Apply adequate storage times
Data relating to credit cards must be deleted once the transaction has been completed, that is, when the payment is effective. The data may be kept for proof in case of possible dispute of the transaction, in intermediate archives, for thirteen months after the debit. This delay may be prolonged to fifteen months in order to take into account the possible use of a payment card with deferred debit.
These data can be kept longer subject to obtaining the express consent of the client, previously informed of the pursued purpose (facilitate the payment of regular clients, for example). This consent can be collected via a check box, not selected by default, and cannot result from the acceptance of the general terms and conditions. The data pertaining to the visual cryptogram should not be stored. When the expiry date of the card is reached, the data relating to the said card must be deleted.
With regards to the keeping copies of identity documents, these can be kept for a maximum of 6 months when they are used as supporting documents to verify the identity of the concerned card holder, and should be deleted as soon as the identity of the concerned person has been verified in relation to refunding or remote payments.
Controlling access to information
Clearances and passwords should be updated regularly to ensure that only the authorised persons can access the data relevant to carrying out their missions.
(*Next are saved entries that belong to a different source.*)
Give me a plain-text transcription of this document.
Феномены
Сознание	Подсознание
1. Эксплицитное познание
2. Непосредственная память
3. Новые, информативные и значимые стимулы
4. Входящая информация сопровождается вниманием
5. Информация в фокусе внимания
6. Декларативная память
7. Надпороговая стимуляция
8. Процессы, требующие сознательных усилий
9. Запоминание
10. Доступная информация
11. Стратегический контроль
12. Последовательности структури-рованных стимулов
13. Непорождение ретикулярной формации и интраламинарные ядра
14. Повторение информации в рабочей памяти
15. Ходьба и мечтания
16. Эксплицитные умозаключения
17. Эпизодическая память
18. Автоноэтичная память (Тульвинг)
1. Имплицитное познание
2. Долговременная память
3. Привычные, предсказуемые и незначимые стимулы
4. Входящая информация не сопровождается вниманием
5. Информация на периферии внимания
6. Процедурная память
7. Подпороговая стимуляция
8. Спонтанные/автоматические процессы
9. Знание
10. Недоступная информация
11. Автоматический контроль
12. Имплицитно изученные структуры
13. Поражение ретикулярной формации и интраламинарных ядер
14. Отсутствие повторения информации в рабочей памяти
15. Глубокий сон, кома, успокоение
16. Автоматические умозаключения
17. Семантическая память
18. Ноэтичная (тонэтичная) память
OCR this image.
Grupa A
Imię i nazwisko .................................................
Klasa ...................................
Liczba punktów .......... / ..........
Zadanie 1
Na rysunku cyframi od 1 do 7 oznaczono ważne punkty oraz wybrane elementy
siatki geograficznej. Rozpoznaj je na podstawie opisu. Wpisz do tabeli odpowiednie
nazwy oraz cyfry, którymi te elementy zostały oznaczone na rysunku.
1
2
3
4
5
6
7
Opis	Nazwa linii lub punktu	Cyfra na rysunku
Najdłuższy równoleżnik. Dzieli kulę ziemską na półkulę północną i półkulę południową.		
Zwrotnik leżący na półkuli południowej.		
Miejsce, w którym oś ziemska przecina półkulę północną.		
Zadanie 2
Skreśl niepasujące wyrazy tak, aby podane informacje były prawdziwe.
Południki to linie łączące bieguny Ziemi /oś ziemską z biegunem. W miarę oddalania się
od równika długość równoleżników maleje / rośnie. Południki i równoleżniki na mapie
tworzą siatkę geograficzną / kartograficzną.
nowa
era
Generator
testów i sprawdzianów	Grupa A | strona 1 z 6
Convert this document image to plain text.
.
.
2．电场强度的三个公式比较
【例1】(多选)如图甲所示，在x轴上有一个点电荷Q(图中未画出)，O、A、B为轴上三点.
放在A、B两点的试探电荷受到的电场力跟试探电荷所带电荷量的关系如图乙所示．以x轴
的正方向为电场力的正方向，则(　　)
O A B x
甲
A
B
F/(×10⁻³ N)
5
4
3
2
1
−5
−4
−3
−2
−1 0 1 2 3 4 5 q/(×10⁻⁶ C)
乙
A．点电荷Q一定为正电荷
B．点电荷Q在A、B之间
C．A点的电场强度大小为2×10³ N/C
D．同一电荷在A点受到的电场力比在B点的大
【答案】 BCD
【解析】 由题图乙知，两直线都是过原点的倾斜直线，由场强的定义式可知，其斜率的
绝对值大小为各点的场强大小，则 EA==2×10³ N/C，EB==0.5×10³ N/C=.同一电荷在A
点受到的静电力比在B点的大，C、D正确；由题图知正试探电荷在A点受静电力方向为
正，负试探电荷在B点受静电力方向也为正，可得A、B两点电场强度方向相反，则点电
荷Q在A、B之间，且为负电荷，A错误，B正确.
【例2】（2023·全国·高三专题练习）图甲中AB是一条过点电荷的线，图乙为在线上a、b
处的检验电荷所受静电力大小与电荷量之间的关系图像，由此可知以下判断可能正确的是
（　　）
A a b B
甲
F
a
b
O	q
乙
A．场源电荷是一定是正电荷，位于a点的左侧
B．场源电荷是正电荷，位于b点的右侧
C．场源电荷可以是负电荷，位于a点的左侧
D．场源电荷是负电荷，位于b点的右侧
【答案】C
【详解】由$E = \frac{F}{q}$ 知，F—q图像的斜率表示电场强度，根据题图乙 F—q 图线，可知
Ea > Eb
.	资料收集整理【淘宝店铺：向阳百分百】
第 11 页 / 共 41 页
It is also appropriate to set up a logging mechanism to record accesses and processing operations. These logged data should be kept for a period of three months to one year from the date they were collected.
Maintenance operations should be fully traceable and the stored material should no longer contain personal data. Indeed, it is necessary to be careful when changing equipment, notably hard drives, which are a source of data leaks if these media are not correctly erased when they are scrapped.
Clearly informing the concerned persons
The persons concerned should be informed, by the general conditions and/or in a dedicated section on the site, of their rights pursuant to the article 14 of the Law n° 1.165 of the 23 December 1993, amended.
What about cookies |
Provide for contractually the guarantees to ensure the protection of the data processed with its service providers and subcontractors
The use of tools or software developed by a third party in the context of implementing the processing of data of a personal nature remains under the responsibility of the data controller, who must notably verify that the tools or software meet all the obligations required by article 17 of the Law n° 1.165.
The data controller retains the responsibility of personal data communicated or managed by subcontractors and, optionally, the contract established between the parties must mention the security objectives that the subcontractor must follow.
Update security
In the previous sections, we saw that several security measures are needed today to protect personal data on the sites. But the techniques of intrusion, or simply malicious, evolve thus security must evolve also. If security is up-to-date, it is important to maintain such a standard over time. Today’s security may not be tomorrows! For example, for HTTPS, we have already reached version TLS 2.1, and version 1.3 is being prepared.
A study on secure exchanges over the Internet showed that whilst 30% of the users of the Internet increased their level of security every quarter, 30% do not and use obsolete security.